Wednesday, June 5, 2013

A Normal Day With My Favorite Boys

I love to spend time with a pack of young men that I superlatively refer to as my favorite boys. While I admit that I have a special bond with the eleven-year-old twins, the truth is that I enjoy the company of all six boys in the family, ages 13 through 3, as well as the big sister. 

I have a lot of good intentions about taking pictures of our time together. But let's be honest. When they are over, I am busy flipping grilled cheese sandwiches, washing sticky little hands, pouring orange juice, holding Ranger and the cats for petting sessions, chatting about video games, and negotiating debates about which movie to watch. All of this chaos is our normal operating style, and as much as I would love to capture it on camera, I tend to have my hands quite full.

So last weekend, when four of my favorite boys were over, I had a brainstorm. While caught up in my own tornado of activity, I handed my phone over to one of the twins and said, "Take pictures!" 

Off he went, with a gleam in his eye, to capture the action unfolding on the trampoline.

Meanwhile, back in the house, the three-year-old was working on his sugar buzz. Of course, I always feed them plenty of soda pop and candy. What's the fun of having favorite boys if you can't spoil them rotten?

At this point, our happy activities were suddenly interrupted by a poorly sniffling five-year-old. Carried inside from the tramp by one of the older boys, this sad little man explained to me that he had hurt his leg. 
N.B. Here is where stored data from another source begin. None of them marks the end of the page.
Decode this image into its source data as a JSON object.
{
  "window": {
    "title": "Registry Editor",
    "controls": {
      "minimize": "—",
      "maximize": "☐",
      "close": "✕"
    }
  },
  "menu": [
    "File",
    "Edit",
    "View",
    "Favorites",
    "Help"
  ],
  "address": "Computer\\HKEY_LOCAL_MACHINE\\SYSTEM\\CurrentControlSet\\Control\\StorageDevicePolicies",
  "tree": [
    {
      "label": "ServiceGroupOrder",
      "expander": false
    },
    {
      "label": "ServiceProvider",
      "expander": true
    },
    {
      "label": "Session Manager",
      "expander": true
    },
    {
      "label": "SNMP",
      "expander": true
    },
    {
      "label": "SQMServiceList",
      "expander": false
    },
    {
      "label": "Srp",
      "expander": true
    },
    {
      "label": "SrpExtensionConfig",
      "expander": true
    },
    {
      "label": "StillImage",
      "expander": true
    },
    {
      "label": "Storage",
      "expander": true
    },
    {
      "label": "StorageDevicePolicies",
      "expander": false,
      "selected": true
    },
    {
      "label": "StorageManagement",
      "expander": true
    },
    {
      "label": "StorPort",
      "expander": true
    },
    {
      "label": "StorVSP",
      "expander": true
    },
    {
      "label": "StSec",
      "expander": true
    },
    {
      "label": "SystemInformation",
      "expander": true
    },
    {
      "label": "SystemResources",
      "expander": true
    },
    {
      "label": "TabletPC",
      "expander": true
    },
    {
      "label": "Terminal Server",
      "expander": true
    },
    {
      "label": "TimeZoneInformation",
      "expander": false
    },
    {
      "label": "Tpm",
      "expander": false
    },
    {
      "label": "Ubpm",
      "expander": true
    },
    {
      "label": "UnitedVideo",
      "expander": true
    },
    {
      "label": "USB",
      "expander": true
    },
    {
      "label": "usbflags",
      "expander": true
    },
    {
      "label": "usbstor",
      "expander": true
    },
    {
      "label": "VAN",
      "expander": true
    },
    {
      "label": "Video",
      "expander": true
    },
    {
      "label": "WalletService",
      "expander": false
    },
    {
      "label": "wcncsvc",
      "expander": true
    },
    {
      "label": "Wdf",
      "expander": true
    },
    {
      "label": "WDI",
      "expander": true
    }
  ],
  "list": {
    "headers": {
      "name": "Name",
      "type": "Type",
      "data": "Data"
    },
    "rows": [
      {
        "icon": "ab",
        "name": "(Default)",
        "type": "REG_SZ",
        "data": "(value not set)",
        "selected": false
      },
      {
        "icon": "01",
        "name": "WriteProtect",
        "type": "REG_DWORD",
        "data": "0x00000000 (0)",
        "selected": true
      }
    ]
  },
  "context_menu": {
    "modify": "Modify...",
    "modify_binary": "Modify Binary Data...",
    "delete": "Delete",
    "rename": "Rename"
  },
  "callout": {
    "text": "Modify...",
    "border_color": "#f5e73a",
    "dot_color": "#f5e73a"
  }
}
I looked at his brave little face and his eyes full of tears that he was trying not to spill.

I examined his wounded leg, which was covered with at least ten tiny bruises, in various stages of healing.

I scrutinized the place where he pointed, the site of the current, if practically invisible, injury.

I said that it looked very painful, but I thought it would probably be okay.

I asked him if he thought a kiss might help.

He nodded up and down, very quickly.

I told him to keep his finger pointed right at the hurt spot, so I wouldn't miss it. And then I kissed that sad little boo-boo.

Apparently, the kiss worked. He smiled, marched back out to the trampoline, and showed the others his war wound.

And then my photographer took a picture of his twin brother's booty, and everything was back to normal.